人と宇宙とその間

これはひとりごと

「記念撮影/BUMP OF CHICKEN」の私的歌詞解釈

 しばらく遠ざかっていたバンプに再び出合わせてくれた作品、記念撮影。ほんと名曲。

好きすぎてどうしようもなくなったから独りよがりな歌詞解釈してみた。


ざっくりいうと「中高生のころの記念写真を手に物思いにふける社会人」が解釈のテーマ(ひねりゼロ)。
ちなみに私は中学時代だと思っている。理由は「魔法」の認識具合とか将来のビジョンの明確さとかいろいろあるが、一番は自分の過去に重ねて泣けるから。こういうスタンスで進める。

 

以下、段落替えが主な歌詞引用部分。作詞者は藤原基央

 

目的や理由のざわめきからはみ出した 名付けようのない時間の場所に
紙飛行機みたいに ふらふら飛び込んで 空の色が変わるのを見ていた

世界のせわしさからふらっと距離を置けるのってモラトリアム期間ならではって感じがする、それが自然に許されるというか。
この部分を聞くと実家の近所の公園の、今にも朽ちそうな木製ベンチを思い出す。

 

遠くに聞こえた 遠吠えとブレーキ 一本のコーラを挟んで座った
好きなだけ喋って 好きなだけ黙って 曖昧なメロディー 一緒になぞった

「遠吠えとブレーキ」・・・遠くから聞こえるが見えはしない、夜、普段意識しない音、静かだから聞こえる音 と連想。瞬間の切り取り方が技巧的。
コーラ一本分の距離の二人、それと外の世界との分離感?を感じる。
理想の友人・夫婦の条件としてよく挙げられるが、黙れる関係性は素敵だと思う。
ところでバンプあるあるとして、歌は人生のメタファーというものがある(「上手に唄えなくていいさ」-ダイヤモンド 「どうせいつか終わる旅を 僕と一緒に唄おう」-HAPPY 「ああ 僕はいつも 精いっぱい歌を唄う」ガラスのブルース 他)。藤原にとって、唄うことと生きること・自分の人生を歩んでいくことは同義なのかもしれない。ともかく、その視点で読むと感じられる深みもある。人生の指針が何も明確でなくて、そう遠くないうち全く違う道を歩むであろう人と、時間制限をぼんやり感じながら共に過ごすって…こう…エモいよね……。

 

やりたい事がないわけじゃないはずだったと思うけど
思い出そうとしたら 笑顔とため息のことばかり

「ないわけじゃない」「はず」「だったと思う」「けど」どんだけぼかしたいねんって笑う
実際昔考えてたことってほぼ覚えてないし理解しがたいと実感として思う。 黒歴史とかね。。
笑顔とため息、感情って記憶に深く残るし、不意に表出したりもする。 黒歴史の恥ずかしさに気づいちゃった瞬間とかね。。

 

ねえ きっと
迷子のままでも大丈夫 僕らはどこへでもいけると思う
君は知っていた 僕も気付いていた 終わる魔法の中にいたこと

一番が全体的に頼りないからサビの「きっと」「と思う」からほとばしる弱そう感がやばい。全部計算の上だろうが。
ここの部分の語り手は未来(今)の僕じゃなくて過去の僕に読める。現在進行形迷子。なんとなくarrowsの迷子のほうがしっかりしてそう(適当)

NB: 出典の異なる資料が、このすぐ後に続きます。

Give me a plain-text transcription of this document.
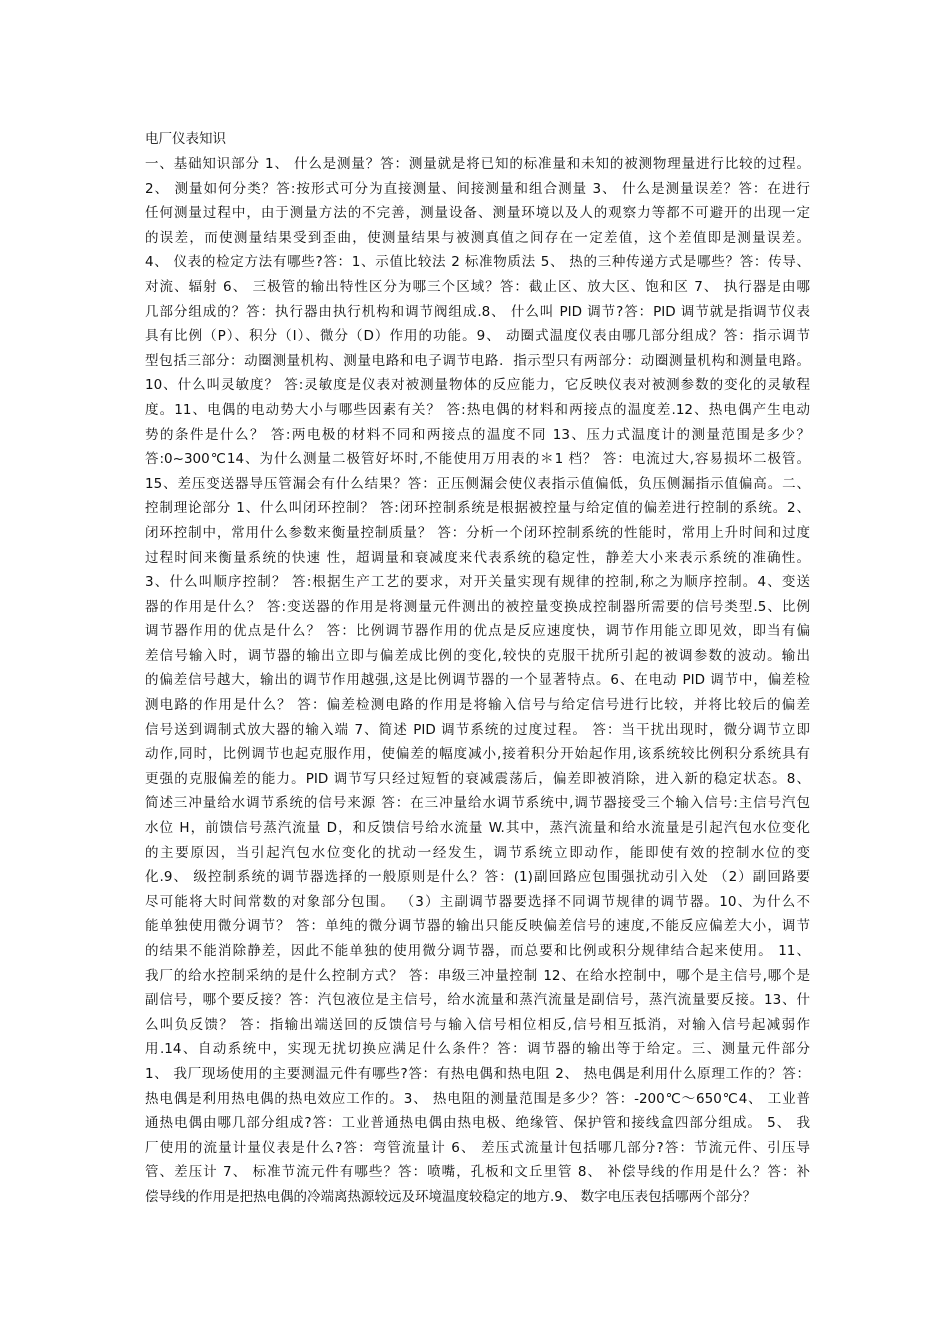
电厂仪表知识
一、基础知识部分 1、 什么是测量？答：测量就是将已知的标准量和未知的被测物理量进行比较的过程。
2、 测量如何分类？答:按形式可分为直接测量、间接测量和组合测量 3、 什么是测量误差？答：在进行
任何测量过程中，由于测量方法的不完善，测量设备、测量环境以及人的观察力等都不可避开的出现一定
的误差，而使测量结果受到歪曲，使测量结果与被测真值之间存在一定差值，这个差值即是测量误差。
4、 仪表的检定方法有哪些?答：1、示值比较法 2 标准物质法 5、 热的三种传递方式是哪些？答：传导、
对流、辐射 6、 三极管的输出特性区分为哪三个区域？答：截止区、放大区、饱和区 7、 执行器是由哪
几部分组成的？答：执行器由执行机构和调节阀组成.8、 什么叫 PID 调节?答：PID 调节就是指调节仪表
具有比例（P）、积分（I）、微分（D）作用的功能。9、 动圈式温度仪表由哪几部分组成？答：指示调节
型包括三部分：动圈测量机构、测量电路和电子调节电路．指示型只有两部分：动圈测量机构和测量电路。
10、什么叫灵敏度？ 答:灵敏度是仪表对被测量物体的反应能力，它反映仪表对被测参数的变化的灵敏程
度。11、电偶的电动势大小与哪些因素有关？ 答:热电偶的材料和两接点的温度差.12、热电偶产生电动
势的条件是什么？ 答:两电极的材料不同和两接点的温度不同 13、压力式温度计的测量范围是多少？
答:0~300℃14、为什么测量二极管好坏时,不能使用万用表的＊1 档？ 答：电流过大,容易损坏二极管。
15、差压变送器导压管漏会有什么结果？答：正压侧漏会使仪表指示值偏低，负压侧漏指示值偏高。二、
控制理论部分 1、什么叫闭环控制？ 答:闭环控制系统是根据被控量与给定值的偏差进行控制的系统。2、
闭环控制中，常用什么参数来衡量控制质量？ 答：分析一个闭环控制系统的性能时，常用上升时间和过度
过程时间来衡量系统的快速 性，超调量和衰减度来代表系统的稳定性，静差大小来表示系统的准确性。
3、什么叫顺序控制？ 答:根据生产工艺的要求，对开关量实现有规律的控制,称之为顺序控制。4、变送
器的作用是什么？ 答:变送器的作用是将测量元件测出的被控量变换成控制器所需要的信号类型.5、比例
调节器作用的优点是什么？ 答：比例调节器作用的优点是反应速度快，调节作用能立即见效，即当有偏
差信号输入时，调节器的输出立即与偏差成比例的变化,较快的克服干扰所引起的被调参数的波动。输出
的偏差信号越大，输出的调节作用越强,这是比例调节器的一个显著特点。6、在电动 PID 调节中，偏差检
测电路的作用是什么？ 答：偏差检测电路的作用是将输入信号与给定信号进行比较，并将比较后的偏差
信号送到调制式放大器的输入端 7、简述 PID 调节系统的过度过程。 答：当干扰出现时，微分调节立即
动作,同时，比例调节也起克服作用，使偏差的幅度减小,接着积分开始起作用,该系统较比例积分系统具有
更强的克服偏差的能力。PID 调节写只经过短暂的衰减震荡后，偏差即被消除，进入新的稳定状态。8、
简述三冲量给水调节系统的信号来源 答：在三冲量给水调节系统中,调节器接受三个输入信号:主信号汽包
水位 H，前馈信号蒸汽流量 D，和反馈信号给水流量 W.其中，蒸汽流量和给水流量是引起汽包水位变化
的主要原因，当引起汽包水位变化的扰动一经发生，调节系统立即动作，能即使有效的控制水位的变
化.9、 级控制系统的调节器选择的一般原则是什么？答：(1)副回路应包围强扰动引入处 （2）副回路要
尽可能将大时间常数的对象部分包围。 （3）主副调节器要选择不同调节规律的调节器。10、为什么不
能单独使用微分调节？ 答：单纯的微分调节器的输出只能反映偏差信号的速度,不能反应偏差大小，调节
的结果不能消除静差，因此不能单独的使用微分调节器，而总要和比例或积分规律结合起来使用。 11、
我厂的给水控制采纳的是什么控制方式？ 答：串级三冲量控制 12、在给水控制中，哪个是主信号,哪个是
副信号，哪个要反接？答：汽包液位是主信号，给水流量和蒸汽流量是副信号，蒸汽流量要反接。13、什
么叫负反馈？ 答：指输出端送回的反馈信号与输入信号相位相反,信号相互抵消，对输入信号起减弱作
用.14、自动系统中，实现无扰切换应满足什么条件？答：调节器的输出等于给定。三、测量元件部分
1、 我厂现场使用的主要测温元件有哪些?答：有热电偶和热电阻 2、 热电偶是利用什么原理工作的？答：
热电偶是利用热电偶的热电效应工作的。3、 热电阻的测量范围是多少？答：-200℃～650℃4、 工业普
通热电偶由哪几部分组成?答：工业普通热电偶由热电极、绝缘管、保护管和接线盒四部分组成。 5、 我
厂使用的流量计量仪表是什么?答：弯管流量计 6、 差压式流量计包括哪几部分?答：节流元件、引压导
管、差压计 7、 标准节流元件有哪些？答：喷嘴，孔板和文丘里管 8、 补偿导线的作用是什么？答：补
偿导线的作用是把热电偶的冷端离热源较远及环境温度较稳定的地方.9、 数字电压表包括哪两个部分？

そして「終わる魔法の中にいたこと」。 文字通り人を殺せるキラーフレーズ。むしろ殺しに来たな感。
学生時代って短いよね、中高とか三年ずつだもんな。そこにいるときはすごく長く感じるのに終わると一瞬だった気しかしない不思議。
将来のビジョンがどんだけぼんやりしてても自動的に卒業が来ると考えると、迷子のままでどこにでも行けるって怖い、というかあんまり嬉しくない気がする。
それにしても、ねえ、終わる魔法…終わる…魔法……(語彙力)
ついでにリリックビデオのこの部分、ずれて重なった正方形がバラみたいな花に見えるのは狙ってのことかな。花の命も短いですね、況や青春をや。

 

昨日と似たような繰り返しの普通に 少しずつこっそり時間削られた
瞬きの向こうに いろいろいくつも 見落としたり見落としたふりしたり

未来(今)の僕視点に戻って。社会人、かっきり8時間拘束だからか生活が一週間~月単位で動くからかアホみたいにすぐ時間が過ぎません?私新入社員なんですが、大学時代がすでにアラスカくらい遠い。
「見落としたり見落としたふりしたり」。はいキラーフレーズ。つらい。
ひとつずつ拾うタメ道を引き返したいのはやまやまなんですがとにかく時間(と気力体力)がない。大人になるってそういうことなのかな畜生め
リリックビデオ、「見落としたふりしたり」で映ってるカマキリが蜘蛛の巣にかかってるように見えてぞわっとする。

 

あれほど近くて だけど触れなかった 冗談と沈黙の奥の何か
ポケットには鍵と 丸めたレシートと 面倒な本音を 突っ込んで隠してた

ここ、実は友人と大して親しくなかったと解釈するのが多数派なのかなと思いつつ、正真正銘すごく大切な人だけどどんなに親しくっても触れられないこともある、と受け取っている。なんというか、親密さの度合いに関わらず、改めて大事な話をするってハードル高くない?と思っちゃう。せっかくのいい関係を不用意に壊したくないと思うのは自然なことだし、学生だったら狭い世界なのでなおさらそう。
ポケットに面倒な本音を隠す部分、リリィを彷彿とさせるなあ。青さ全開でぶちまけないところに藤原の大人になった感があるような、「僕」のリアリティがあるような。

 

固まって待ったシャッター レンズの前で並んで
とても楽しくて ずるくて あまりに眩しかった

100万回は言われてると思うけど「固まって待ったシャッター」、めっっちゃゴロがいい。katamattemattasyatta- 文字打つのすら楽しい。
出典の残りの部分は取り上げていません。